A comprehensive set of baseline security recommendations have been developed for use by all HCEs within Europe, representing a minimal acceptable standard for the security of operational health information systems and their associated environments. The guidelines are intended to provide a straightforward means of identifying security weaknesses and validating existing systems to ensure compliance. The guidelines were developed in close consultation with the medical community, with input from both the SEISMED Reference Centres and other independent health care professionals.
The guidelines are grouped under ten key principles of protection, which are considered to represent the main areas that must be considered in securing existing systems. Coverage includes policy and administration issues, physical and environmental protection, personnel security procedures and logical / system security controls.
The guidelines are relevant to and will affect all categories of HCE personnel. However, certain issues are not appropriate to all staff and, therefore, three separate sets of guidelines are available, each focusing on different classes of HCE personnel.
• General guidelines are available for day-to-day reference by the majority ofHCE staff (including clinicians, administrators and general system users).
• Management guidelines target those responsible for determining HCE security policy and also serve to explain the need for a number of more technically based measures.

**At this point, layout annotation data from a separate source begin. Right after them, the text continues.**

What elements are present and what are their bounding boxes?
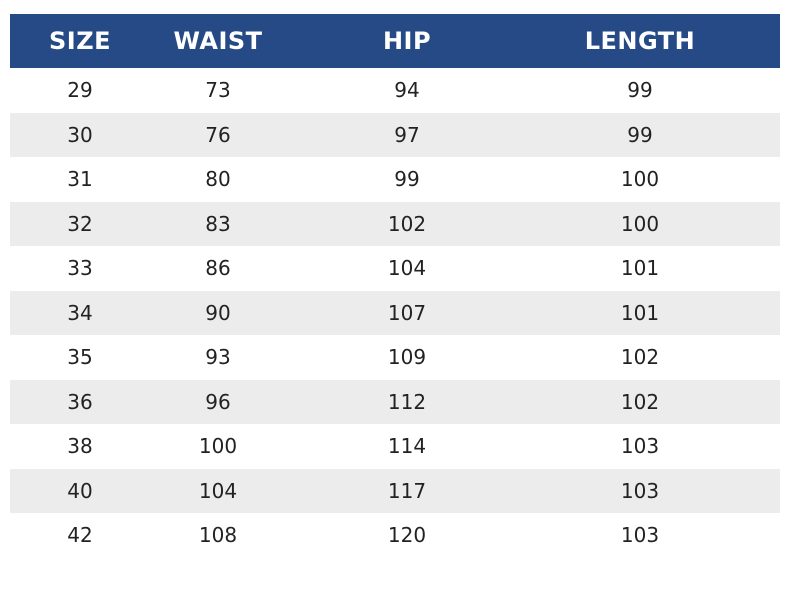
cell-length: 102 bbox=[620, 389, 660, 414]
cell-waist: 86 bbox=[205, 256, 231, 281]
cell-waist: 90 bbox=[205, 300, 231, 325]
cell-waist: 73 bbox=[205, 78, 231, 103]
cell-waist: 83 bbox=[205, 211, 231, 236]
table-row: 31 80 99 100 bbox=[10, 157, 780, 202]
cell-length: 101 bbox=[620, 300, 660, 325]
cell-size: 35 bbox=[67, 345, 93, 370]
table-row: 35 93 109 102 bbox=[10, 335, 780, 380]
header-length: LENGTH bbox=[584, 27, 696, 55]
cell-length: 103 bbox=[620, 478, 660, 503]
cell-length: 103 bbox=[620, 523, 660, 548]
cell-hip: 104 bbox=[387, 256, 427, 281]
cell-hip: 120 bbox=[387, 523, 427, 548]
cell-hip: 109 bbox=[387, 345, 427, 370]
table-row: 33 86 104 101 bbox=[10, 246, 780, 291]
cell-length: 99 bbox=[627, 122, 653, 147]
cell-length: 103 bbox=[620, 434, 660, 459]
header-waist: WAIST bbox=[173, 27, 263, 55]
cell-size: 38 bbox=[67, 434, 93, 459]
cell-length: 100 bbox=[620, 167, 660, 192]
cell-length: 100 bbox=[620, 211, 660, 236]
cell-waist: 96 bbox=[205, 389, 231, 414]
table-row: 42 108 120 103 bbox=[10, 513, 780, 558]
cell-length: 99 bbox=[627, 78, 653, 103]
table-row: 32 83 102 100 bbox=[10, 201, 780, 246]
cell-hip: 114 bbox=[387, 434, 427, 459]
cell-hip: 102 bbox=[387, 211, 427, 236]
cell-waist: 76 bbox=[205, 122, 231, 147]
cell-waist: 104 bbox=[198, 478, 238, 503]
cell-size: 33 bbox=[67, 256, 93, 281]
cell-length: 102 bbox=[620, 345, 660, 370]
size-chart-table: SIZE WAIST HIP LENGTH 29 73 94 99 30 76 97 99 31… bbox=[10, 14, 780, 558]
cell-waist: 93 bbox=[205, 345, 231, 370]
cell-size: 30 bbox=[67, 122, 93, 147]
header-hip: HIP bbox=[382, 27, 432, 55]
table-row: 30 76 97 99 bbox=[10, 112, 780, 157]
table-row: 40 104 117 103 bbox=[10, 468, 780, 513]
cell-hip: 97 bbox=[394, 122, 420, 147]
cell-size: 36 bbox=[67, 389, 93, 414]
header-size: SIZE bbox=[48, 27, 111, 55]
cell-hip: 107 bbox=[387, 300, 427, 325]
cell-waist: 108 bbox=[198, 523, 238, 548]
table-row: 29 73 94 99 bbox=[10, 68, 780, 113]
cell-hip: 94 bbox=[394, 78, 420, 103]
cell-size: 29 bbox=[67, 78, 93, 103]
table-row: 34 90 107 101 bbox=[10, 290, 780, 335]
cell-waist: 100 bbox=[198, 434, 238, 459]
table-header: SIZE WAIST HIP LENGTH bbox=[10, 14, 780, 68]
cell-size: 31 bbox=[67, 167, 93, 192]
cell-size: 42 bbox=[67, 523, 93, 548]
cell-hip: 112 bbox=[387, 389, 427, 414]
cell-size: 32 bbox=[67, 211, 93, 236]
cell-hip: 117 bbox=[387, 478, 427, 503]
table-row: 38 100 114 103 bbox=[10, 424, 780, 469]
cell-waist: 80 bbox=[205, 167, 231, 192]
cell-size: 40 bbox=[67, 478, 93, 503]
cell-size: 34 bbox=[67, 300, 93, 325]
cell-length: 101 bbox=[620, 256, 660, 281]
table-body: 29 73 94 99 30 76 97 99 31 80 99 100 32 83 102 100 33 86 1… bbox=[10, 68, 780, 558]
cell-hip: 99 bbox=[394, 167, 420, 192]
table-row: 36 96 112 102 bbox=[10, 379, 780, 424]
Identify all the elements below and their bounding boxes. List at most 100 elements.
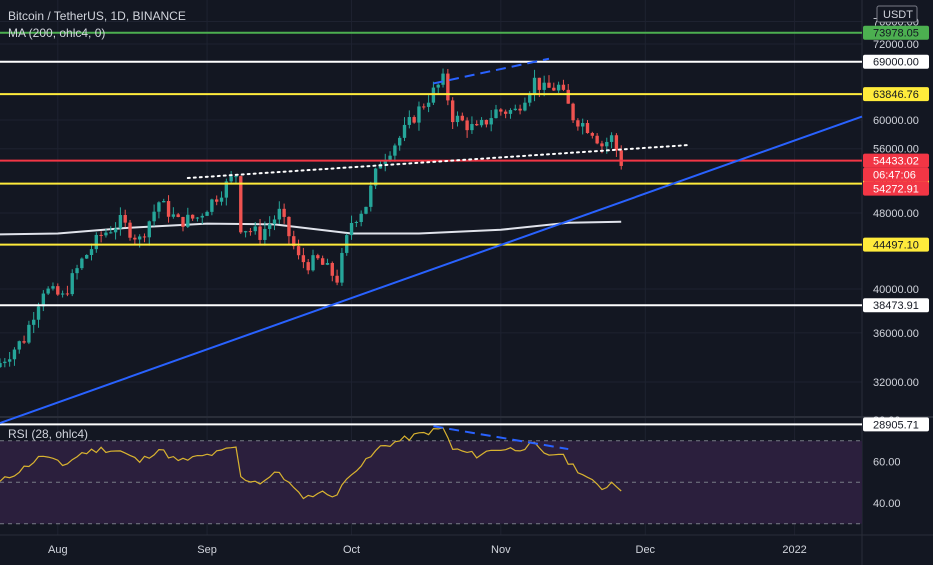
candle-body [46, 288, 50, 294]
candle-body [152, 211, 156, 222]
candle-body [475, 124, 479, 126]
candle-body [450, 100, 455, 123]
candle-body [258, 226, 262, 240]
candle-body [426, 102, 431, 107]
candle-body [190, 214, 195, 219]
candle-body [373, 168, 378, 186]
candle-body [17, 341, 21, 350]
rsi-tick-label: 60.00 [873, 457, 901, 469]
candle-body [335, 275, 339, 283]
rsi-line-layer [0, 425, 622, 500]
candle-body [123, 214, 127, 223]
candle-body [128, 222, 132, 238]
candle-body [513, 108, 517, 111]
price-tick-label: 40000.00 [873, 284, 919, 296]
level-tag: 73978.05 [873, 28, 919, 40]
ma-200-line [0, 220, 622, 236]
level-tag: 38473.91 [873, 300, 919, 312]
candle-body [186, 214, 190, 227]
candle-body [3, 361, 7, 364]
time-axis[interactable]: Aug Sep Oct Nov Dec 2022 [48, 544, 807, 556]
candle-body [532, 77, 537, 94]
candle-body [296, 246, 301, 256]
candle-body [277, 208, 281, 220]
candle-body [133, 237, 137, 240]
candle-body [402, 124, 407, 138]
candle-body [243, 231, 248, 233]
candle-body [60, 293, 65, 295]
candle-body [205, 211, 209, 216]
candle-body [518, 108, 522, 111]
candle-body [571, 103, 575, 121]
ma-indicator-label[interactable]: MA (200, ohlc4, 0) [8, 26, 106, 40]
candle-body [600, 143, 604, 147]
candle-body [556, 84, 561, 91]
trendlines-layer [0, 57, 863, 424]
candle-body [605, 141, 609, 147]
candle-body [316, 255, 320, 259]
price-tick-label: 36000.00 [873, 328, 919, 340]
candle-body [70, 273, 74, 295]
candle-body [171, 214, 176, 217]
currency-badge[interactable]: USDT [883, 9, 913, 21]
candle-body [263, 228, 267, 240]
candle-body [609, 135, 614, 142]
candle-body [441, 73, 445, 85]
candle-body [340, 252, 344, 283]
candle-body [398, 137, 402, 146]
candle-body [7, 359, 12, 362]
candle-body [566, 89, 570, 104]
candle-body [619, 150, 623, 166]
candle-body [234, 176, 238, 178]
rsi-panel [0, 440, 862, 525]
symbol-title[interactable]: Bitcoin / TetherUS, 1D, BINANCE [8, 9, 186, 23]
candle-body [210, 199, 214, 212]
candle-body [508, 110, 513, 114]
candle-body [388, 155, 392, 160]
level-tag-bg [863, 87, 929, 102]
rsi-trendline [433, 425, 569, 451]
candle-body [436, 84, 440, 88]
candle-body [359, 213, 363, 223]
time-tick-label: Dec [636, 544, 656, 556]
time-tick-label: Oct [343, 544, 360, 556]
candle-body [89, 249, 94, 255]
candle-body [75, 268, 79, 274]
candle-body [200, 215, 204, 218]
level-tag: 44497.10 [873, 240, 919, 252]
rsi-indicator-label[interactable]: RSI (28, ohlc4) [8, 427, 89, 441]
candle-body [561, 84, 566, 90]
candle-body [484, 119, 489, 125]
candle-body [528, 93, 532, 103]
candle-body [94, 234, 98, 250]
candle-body [147, 221, 151, 238]
candle-body [330, 263, 334, 276]
candle-body [99, 234, 103, 236]
candle-body [446, 73, 450, 101]
price-tick-label: 32000.00 [873, 377, 919, 389]
candle-body [465, 120, 469, 131]
candle-body [22, 341, 26, 343]
candle-body [287, 216, 291, 237]
candle-body [248, 231, 253, 233]
candle-body [585, 123, 590, 134]
candle-body [494, 109, 498, 119]
candle-body [12, 349, 17, 360]
candle-body [614, 135, 619, 151]
candles-layer [0, 68, 623, 369]
level-tag-bg [863, 237, 929, 252]
level-tag-bg [863, 417, 929, 432]
time-tick-label: 2022 [782, 544, 806, 556]
candle-body [176, 214, 180, 217]
candle-body [282, 208, 286, 217]
trendline-dotted [186, 144, 690, 180]
candle-body [267, 224, 272, 229]
trendline-dashed [433, 57, 550, 85]
candle-body [51, 286, 55, 289]
level-tag-bg [863, 54, 929, 69]
level-tag: 63846.76 [873, 89, 919, 101]
time-tick-label: Sep [197, 544, 217, 556]
level-tag: 69000.00 [873, 57, 919, 69]
time-tick-label: Aug [48, 544, 68, 556]
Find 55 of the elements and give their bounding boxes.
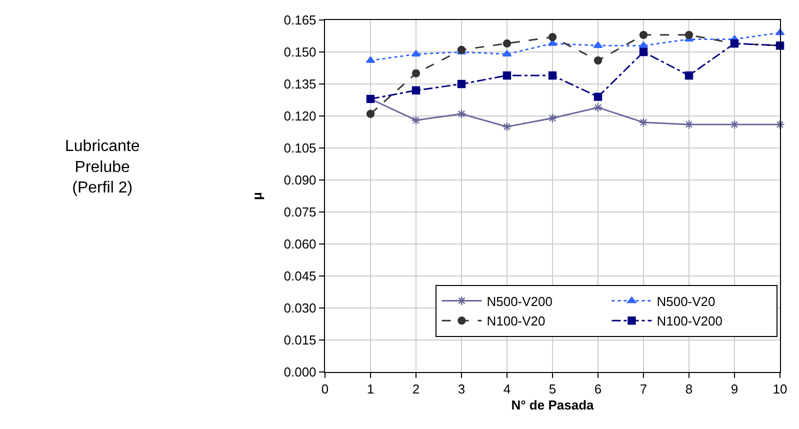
point <box>502 122 512 132</box>
point <box>366 56 376 63</box>
y-tick-label: 0.165 <box>284 12 316 28</box>
x-axis-title: N° de Pasada <box>511 397 595 412</box>
x-tick-label: 10 <box>772 382 788 397</box>
y-tick-label: 0.150 <box>284 44 316 60</box>
y-tick-label: 0.030 <box>284 300 316 316</box>
point <box>548 32 557 42</box>
point <box>548 71 557 80</box>
y-tick-label: 0.075 <box>284 204 316 220</box>
x-tick-label: 3 <box>458 382 466 397</box>
x-tick-label: 0 <box>321 382 329 397</box>
legend-label: N500-V20 <box>656 294 716 309</box>
legend-label: N100-V200 <box>656 314 723 329</box>
point <box>684 71 694 80</box>
y-tick-label: 0.060 <box>284 236 316 252</box>
x-tick-label: 8 <box>685 382 693 397</box>
point <box>366 110 375 118</box>
point <box>457 80 466 88</box>
point <box>593 102 603 112</box>
point <box>548 39 558 46</box>
point <box>775 120 785 130</box>
point <box>412 69 420 78</box>
point <box>594 56 602 65</box>
x-tick-label: 5 <box>548 382 556 397</box>
point <box>456 109 466 119</box>
x-tick-label: 7 <box>640 382 648 397</box>
point <box>411 115 421 126</box>
text: Lubricante Prelube (Perfil 2) <box>65 138 140 197</box>
x-tick-label: 1 <box>366 382 374 397</box>
legend-label: N500-V200 <box>486 294 553 309</box>
point <box>639 48 648 56</box>
point <box>639 30 648 40</box>
point <box>730 120 740 130</box>
point <box>684 30 694 40</box>
point <box>684 120 694 130</box>
legend-label: N100-V20 <box>486 314 546 329</box>
point <box>548 113 558 123</box>
point <box>412 86 420 94</box>
y-tick-label: 0.045 <box>284 268 316 284</box>
point <box>638 118 648 128</box>
y-tick-label: 0.090 <box>284 172 316 188</box>
y-tick-label: 0.105 <box>284 140 316 156</box>
point <box>502 39 512 48</box>
x-tick-label: 4 <box>503 382 511 397</box>
point <box>502 71 512 80</box>
point <box>594 92 602 101</box>
y-tick-label: 0.120 <box>284 108 316 124</box>
x-tick-label: 6 <box>594 382 602 397</box>
y-axis-title: μ <box>250 192 265 200</box>
x-tick-label: 9 <box>730 382 738 397</box>
y-tick-label: 0.015 <box>284 332 316 348</box>
y-tick-label: 0.135 <box>284 76 316 92</box>
x-tick-label: 2 <box>412 382 420 397</box>
y-tick-label: 0.000 <box>284 364 316 380</box>
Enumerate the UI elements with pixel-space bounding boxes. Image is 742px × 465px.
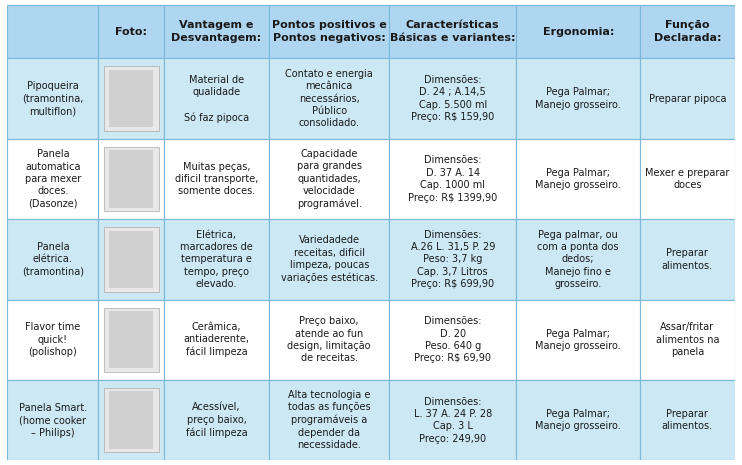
Bar bbox=[99, 59, 164, 139]
Text: Panela Smart.
(home cooker
– Philips): Panela Smart. (home cooker – Philips) bbox=[19, 403, 87, 438]
Text: Pega Palmar;
Manejo grosseiro.: Pega Palmar; Manejo grosseiro. bbox=[536, 87, 621, 110]
Bar bbox=[164, 5, 269, 59]
Bar bbox=[104, 308, 159, 372]
Bar bbox=[109, 392, 153, 449]
Text: Acessível,
preço baixo,
fácil limpeza: Acessível, preço baixo, fácil limpeza bbox=[186, 402, 247, 438]
Bar bbox=[104, 147, 159, 211]
Bar bbox=[164, 139, 269, 219]
Bar bbox=[640, 299, 735, 380]
Text: Assar/fritar
alimentos na
panela: Assar/fritar alimentos na panela bbox=[656, 322, 719, 357]
Bar bbox=[269, 219, 390, 299]
Bar bbox=[640, 219, 735, 299]
Text: Elétrica,
marcadores de
temperatura e
tempo, preço
elevado.: Elétrica, marcadores de temperatura e te… bbox=[180, 230, 253, 289]
Text: Contato e energia
mecânica
necessários,
Público
consolidado.: Contato e energia mecânica necessários, … bbox=[286, 69, 373, 128]
Bar bbox=[390, 139, 516, 219]
Bar bbox=[390, 299, 516, 380]
Bar bbox=[104, 388, 159, 452]
Bar bbox=[390, 380, 516, 460]
Bar bbox=[516, 380, 640, 460]
Text: Material de
qualidade

Só faz pipoca: Material de qualidade Só faz pipoca bbox=[184, 75, 249, 123]
Text: Pipoqueira
(tramontina,
multiflon): Pipoqueira (tramontina, multiflon) bbox=[22, 81, 84, 116]
Bar bbox=[99, 299, 164, 380]
Bar bbox=[99, 219, 164, 299]
Text: Características
Básicas e variantes:: Características Básicas e variantes: bbox=[390, 20, 516, 43]
Text: Pega Palmar;
Manejo grosseiro.: Pega Palmar; Manejo grosseiro. bbox=[536, 409, 621, 432]
Text: Preço baixo,
atende ao fun
design, limitação
de receitas.: Preço baixo, atende ao fun design, limit… bbox=[287, 316, 371, 363]
Text: Mexer e preparar
doces: Mexer e preparar doces bbox=[645, 168, 729, 190]
Text: Flavor time
quick!
(polishop): Flavor time quick! (polishop) bbox=[25, 322, 80, 357]
Bar bbox=[516, 299, 640, 380]
Text: Vantagem e
Desvantagem:: Vantagem e Desvantagem: bbox=[171, 20, 261, 43]
Text: Capacidade
para grandes
quantidades,
velocidade
programável.: Capacidade para grandes quantidades, vel… bbox=[297, 149, 361, 209]
Text: Panela
automatica
para mexer
doces.
(Dasonze): Panela automatica para mexer doces. (Das… bbox=[24, 149, 81, 209]
Text: Panela
elétrica.
(tramontina): Panela elétrica. (tramontina) bbox=[22, 242, 84, 277]
Bar bbox=[109, 150, 153, 208]
Bar bbox=[269, 299, 390, 380]
Bar bbox=[640, 59, 735, 139]
Bar bbox=[7, 139, 99, 219]
Text: Dimensões:
D. 20
Peso. 640 g
Preço: R$ 69,90: Dimensões: D. 20 Peso. 640 g Preço: R$ 6… bbox=[414, 316, 491, 363]
Bar bbox=[390, 219, 516, 299]
Bar bbox=[269, 59, 390, 139]
Bar bbox=[390, 5, 516, 59]
Text: Foto:: Foto: bbox=[115, 27, 147, 37]
Text: Pega Palmar;
Manejo grosseiro.: Pega Palmar; Manejo grosseiro. bbox=[536, 168, 621, 190]
Text: Dimensões:
D. 24 ; A.14,5
Cap. 5.500 ml
Preço: R$ 159,90: Dimensões: D. 24 ; A.14,5 Cap. 5.500 ml … bbox=[411, 75, 494, 122]
Bar bbox=[104, 227, 159, 292]
Text: Muitas peças,
dificil transporte,
somente doces.: Muitas peças, dificil transporte, soment… bbox=[175, 162, 258, 196]
Bar bbox=[269, 139, 390, 219]
Bar bbox=[164, 219, 269, 299]
Bar bbox=[109, 311, 153, 368]
Bar bbox=[640, 380, 735, 460]
Text: Preparar pipoca: Preparar pipoca bbox=[649, 93, 726, 104]
Bar bbox=[164, 299, 269, 380]
Bar bbox=[164, 380, 269, 460]
Bar bbox=[269, 380, 390, 460]
Bar bbox=[7, 380, 99, 460]
Text: Função
Declarada:: Função Declarada: bbox=[654, 20, 721, 43]
Text: Ergonomia:: Ergonomia: bbox=[542, 27, 614, 37]
Bar bbox=[269, 5, 390, 59]
Text: Dimensões:
D. 37 A. 14
Cap. 1000 ml
Preço: R$ 1399,90: Dimensões: D. 37 A. 14 Cap. 1000 ml Preç… bbox=[408, 155, 497, 203]
Text: Cerâmica,
antiaderente,
fácil limpeza: Cerâmica, antiaderente, fácil limpeza bbox=[183, 322, 249, 358]
Text: Preparar
alimentos.: Preparar alimentos. bbox=[662, 248, 713, 271]
Bar bbox=[7, 219, 99, 299]
Bar bbox=[109, 231, 153, 288]
Bar bbox=[516, 219, 640, 299]
Text: Pega palmar, ou
com a ponta dos
dedos;
Manejo fino e
grosseiro.: Pega palmar, ou com a ponta dos dedos; M… bbox=[537, 230, 619, 289]
Text: Pontos positivos e
Pontos negativos:: Pontos positivos e Pontos negativos: bbox=[272, 20, 387, 43]
Text: Dimensões:
A.26 L. 31,5 P. 29
Peso: 3,7 kg
Cap. 3,7 Litros
Preço: R$ 699,90: Dimensões: A.26 L. 31,5 P. 29 Peso: 3,7 … bbox=[410, 230, 495, 289]
Bar bbox=[516, 139, 640, 219]
Bar bbox=[7, 59, 99, 139]
Bar bbox=[164, 59, 269, 139]
Bar bbox=[640, 5, 735, 59]
Bar bbox=[390, 59, 516, 139]
Bar bbox=[7, 299, 99, 380]
Bar bbox=[7, 5, 99, 59]
Bar bbox=[99, 5, 164, 59]
Bar bbox=[109, 70, 153, 127]
Bar bbox=[99, 139, 164, 219]
Text: Preparar
alimentos.: Preparar alimentos. bbox=[662, 409, 713, 432]
Text: Variedadede
receitas, dificil
limpeza, poucas
variações estéticas.: Variedadede receitas, dificil limpeza, p… bbox=[280, 235, 378, 283]
Bar bbox=[104, 66, 159, 131]
Text: Pega Palmar;
Manejo grosseiro.: Pega Palmar; Manejo grosseiro. bbox=[536, 329, 621, 351]
Bar bbox=[516, 59, 640, 139]
Bar bbox=[640, 139, 735, 219]
Text: Alta tecnologia e
todas as funções
programáveis a
depender da
necessidade.: Alta tecnologia e todas as funções progr… bbox=[288, 390, 370, 450]
Text: Dimensões:
L. 37 A. 24 P. 28
Cap. 3 L
Preço: 249,90: Dimensões: L. 37 A. 24 P. 28 Cap. 3 L Pr… bbox=[414, 397, 492, 444]
Bar bbox=[99, 380, 164, 460]
Bar bbox=[516, 5, 640, 59]
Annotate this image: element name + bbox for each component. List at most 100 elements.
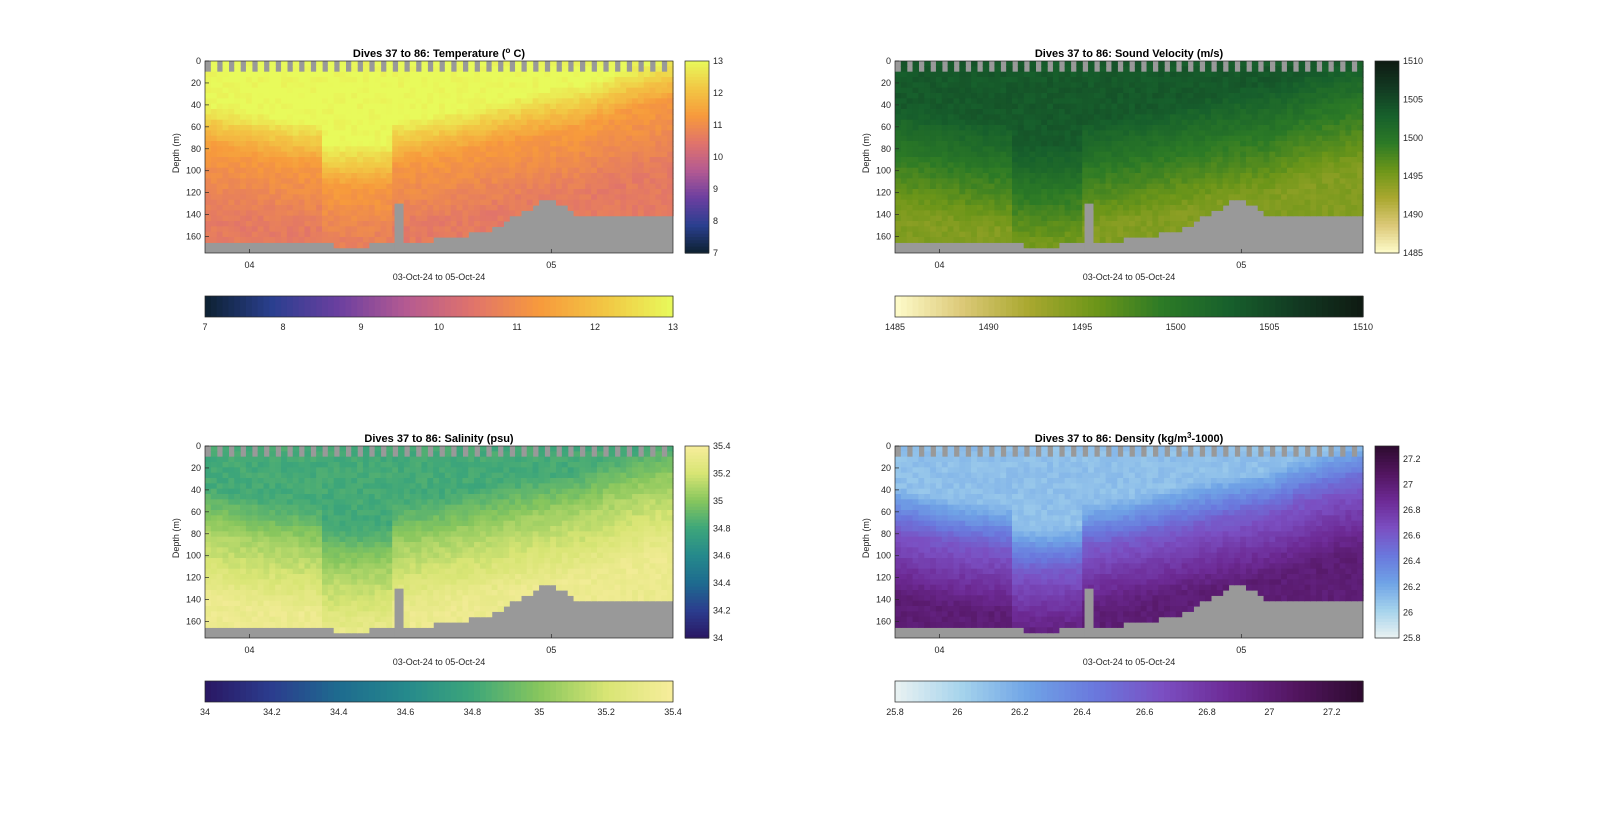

• IT & Security Personnel guidelines present the most detailed information relating to the implementation and validation of security and address personnel such as IT staff and system administrators.
These documents provide extensive information on what aspects of security should be considered, with appropriate guidelines in each case, as well as general suggestions on implementation. It is envisaged that the guidelines may be used as either a detailed source of reference during the introduction of security or, alternatively, as a simple means of validating existing arrangements.